Монахиня протянула женщине потрепанную книгу в кожаном переплете. «Gesta beati Benedict!»*. (Деяния блаженного Бенедикта (лат.) – прим. перев). Она укрепит твой дух и поставит тебя на пусть раскаяния! – Deus vobiscum! С вами господь (лат.) – Благословила узницу матушка Изольда на прощание.
Проводив матушку Изольду, леди Эвелина раскрыла подаренную матушкой книгу, но буквы прыгали, а мысли никак не хотели перестроиться на благочестивый лад. Страдалица давно поняла, что молить мужа о снисхождении напрасно, и покорилась своей судьбе. Пока сердце господина оставалось закрытым для неё, она не могла ни молить его о прощении, ни даже уверить себя в том, что должна быть за что-то прощена.
** Глава восьмая. Побег
Шли месяцы, и плеть палача все меньше казалась ей орудием наказания – по приказу мужа, а больше – испытанием – испытанием на прочность любви к сэру Гилфорду Уэсту.
И в воспоминаниях этих черпала она новые силы мужественно переносить ежемесячное наказание на кобыле.
Единственной надеждой было, что сэр Гилфорд остался в живых – и однажды придёт за ней. Но переносить экзекуции было всё так же тяжело. Тюремщик и стражники не проявляли к ней никакой жалости!
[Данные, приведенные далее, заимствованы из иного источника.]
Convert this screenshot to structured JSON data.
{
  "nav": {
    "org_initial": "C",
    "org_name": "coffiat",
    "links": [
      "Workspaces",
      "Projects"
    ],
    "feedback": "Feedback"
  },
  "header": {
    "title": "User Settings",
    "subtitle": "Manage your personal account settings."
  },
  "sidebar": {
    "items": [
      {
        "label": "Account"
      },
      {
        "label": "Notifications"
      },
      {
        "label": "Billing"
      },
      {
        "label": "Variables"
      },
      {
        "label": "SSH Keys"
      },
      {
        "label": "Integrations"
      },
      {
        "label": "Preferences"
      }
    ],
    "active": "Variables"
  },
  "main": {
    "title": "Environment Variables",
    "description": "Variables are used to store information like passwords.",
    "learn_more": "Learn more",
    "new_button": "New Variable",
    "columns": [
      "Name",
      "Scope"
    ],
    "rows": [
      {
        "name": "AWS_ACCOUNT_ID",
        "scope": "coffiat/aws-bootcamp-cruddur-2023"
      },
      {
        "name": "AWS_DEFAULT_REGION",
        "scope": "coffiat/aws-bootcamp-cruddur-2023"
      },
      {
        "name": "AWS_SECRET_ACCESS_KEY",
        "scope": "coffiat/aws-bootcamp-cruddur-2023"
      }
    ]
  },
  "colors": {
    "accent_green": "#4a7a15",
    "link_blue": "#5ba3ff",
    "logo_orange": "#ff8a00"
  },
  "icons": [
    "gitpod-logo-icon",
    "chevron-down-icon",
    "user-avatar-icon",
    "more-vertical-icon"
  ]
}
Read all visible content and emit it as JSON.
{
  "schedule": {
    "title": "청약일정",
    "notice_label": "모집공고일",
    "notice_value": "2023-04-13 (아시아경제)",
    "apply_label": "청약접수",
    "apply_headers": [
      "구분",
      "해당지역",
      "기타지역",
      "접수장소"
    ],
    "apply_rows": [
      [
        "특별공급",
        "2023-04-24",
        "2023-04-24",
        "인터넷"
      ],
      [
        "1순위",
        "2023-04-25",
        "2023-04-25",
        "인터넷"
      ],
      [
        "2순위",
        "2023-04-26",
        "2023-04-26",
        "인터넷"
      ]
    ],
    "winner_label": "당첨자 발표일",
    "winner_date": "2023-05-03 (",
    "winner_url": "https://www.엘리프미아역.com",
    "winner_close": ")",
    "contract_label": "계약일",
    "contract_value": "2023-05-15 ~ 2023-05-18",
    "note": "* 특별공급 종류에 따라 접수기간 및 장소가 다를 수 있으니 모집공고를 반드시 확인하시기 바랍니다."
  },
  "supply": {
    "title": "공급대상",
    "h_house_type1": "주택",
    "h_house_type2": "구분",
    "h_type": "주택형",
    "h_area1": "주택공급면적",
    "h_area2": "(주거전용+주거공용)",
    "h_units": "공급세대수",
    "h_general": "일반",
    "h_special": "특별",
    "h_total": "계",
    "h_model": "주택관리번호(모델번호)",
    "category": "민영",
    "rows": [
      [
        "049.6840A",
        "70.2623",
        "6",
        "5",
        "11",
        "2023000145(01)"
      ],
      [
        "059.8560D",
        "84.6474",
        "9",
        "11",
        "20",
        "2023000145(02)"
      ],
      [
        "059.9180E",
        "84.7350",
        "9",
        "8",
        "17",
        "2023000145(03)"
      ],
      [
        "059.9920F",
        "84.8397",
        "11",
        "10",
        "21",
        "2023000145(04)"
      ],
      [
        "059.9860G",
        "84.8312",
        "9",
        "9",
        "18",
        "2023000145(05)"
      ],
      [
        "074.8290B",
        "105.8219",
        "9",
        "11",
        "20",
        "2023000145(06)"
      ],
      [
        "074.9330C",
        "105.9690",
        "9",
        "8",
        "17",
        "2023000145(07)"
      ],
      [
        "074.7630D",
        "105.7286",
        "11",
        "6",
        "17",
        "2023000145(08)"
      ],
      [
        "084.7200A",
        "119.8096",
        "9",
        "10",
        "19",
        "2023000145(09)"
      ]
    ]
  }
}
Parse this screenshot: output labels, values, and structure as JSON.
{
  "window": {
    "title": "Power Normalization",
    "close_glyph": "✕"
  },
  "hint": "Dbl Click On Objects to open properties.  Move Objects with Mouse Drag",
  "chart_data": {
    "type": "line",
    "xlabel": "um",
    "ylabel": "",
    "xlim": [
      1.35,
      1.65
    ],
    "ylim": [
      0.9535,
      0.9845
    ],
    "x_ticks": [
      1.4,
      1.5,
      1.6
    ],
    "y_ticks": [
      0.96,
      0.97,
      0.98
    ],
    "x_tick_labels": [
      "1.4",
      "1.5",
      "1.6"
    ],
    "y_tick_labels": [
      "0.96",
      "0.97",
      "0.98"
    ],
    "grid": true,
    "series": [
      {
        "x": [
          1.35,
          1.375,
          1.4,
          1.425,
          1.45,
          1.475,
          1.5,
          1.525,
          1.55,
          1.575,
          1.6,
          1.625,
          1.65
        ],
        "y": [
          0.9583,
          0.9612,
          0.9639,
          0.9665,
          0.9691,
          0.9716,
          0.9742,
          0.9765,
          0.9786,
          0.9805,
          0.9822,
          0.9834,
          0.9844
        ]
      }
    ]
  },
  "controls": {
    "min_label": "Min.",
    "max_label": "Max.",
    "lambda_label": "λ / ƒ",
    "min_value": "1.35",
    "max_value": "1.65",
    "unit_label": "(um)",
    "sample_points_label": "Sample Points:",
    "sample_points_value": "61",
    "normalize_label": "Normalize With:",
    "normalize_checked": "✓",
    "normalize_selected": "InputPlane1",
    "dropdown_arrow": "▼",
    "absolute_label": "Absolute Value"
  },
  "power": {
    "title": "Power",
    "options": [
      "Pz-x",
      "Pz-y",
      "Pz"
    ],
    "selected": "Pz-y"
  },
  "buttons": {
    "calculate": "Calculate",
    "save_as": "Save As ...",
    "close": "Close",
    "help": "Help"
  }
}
«Наш долг – жестоко наказывать! – во исполнение приказа лорда!» Считали они, обсуждая поведение леди Эвелины во время последней порки.
Ритуал, ставший за пять лет традицией, был неизменным. Хлестал ли по камню дождь, сыпался ли снег или в первый день нового месяца было солнечно, узницу неизменно выводили во двор замка, заставляли раздеться донага и растянуться на кобыле, потемневший от непогоды. Мужчинам никогда не надоедало глазеть на то, как секут жену их господина.Было ли это ветреным весенним днём, средь пыльного летнего жара, в тусклой осенней сырости или скованной морозом зимой.
Лучники, охранявшие пленницу, менялись каждые три месяца. Стоит ли говорить, какой популярностью пользовалось теперь назначение в этот отдалённый замок. Капитану каждой смены полагалось проводить порку собственноручно. Все они были разными. Некоторые – молчаливыми и жестокими, другие – казались сочувствующими ей, хотя от этого удары их не становились более слабыми. Одним нравилось оскорблять её, называя распутницей и бесстыжей шлюхой. Другие развлекались тем, что приказывали после порки окатить морской водой, и соль нещадно жгла свежие рубцы.
Она сносила любые оскорбления со всем достоинством, которое только могла в себе найти. И терпела немыслимые страдания, чтобы сохранить любовь внутри себя.
Новые страницы «Летописи наказаний» заполнялись красивым мелким почерком Эвелины. Но все записи в дневнике были схожи в одном – в конце каждой была фраза: «: претерпела ради тебя, моя любовь».
«Когда вернётся возлюбленный, – думала Эвелина, – я отдам ему дневник, и он послужит залогом нашей любви!»
Сейчас она медленно шла по крепостной стене, наслаждаясь прохладным ночным ветерком и запахом песчаных дюн. В этом месяце исполнялось пять лет с того страшного дня, когда она была разлучена с любимым. И столько же времени провела она вдали от своего мужа, когда тот уезжал в поход.
Она в последний раз глянула на неспокойное море и вернулась в свою комнату, а чуть позже в двери повернулся ключ.
Утром она искупалась в корыте и читала Библию, спокойно ожидая, когда за ней придут. Ожидание затягивалось. Через несколько часов внимание привлёк необычный шум – стук копыт во дворе.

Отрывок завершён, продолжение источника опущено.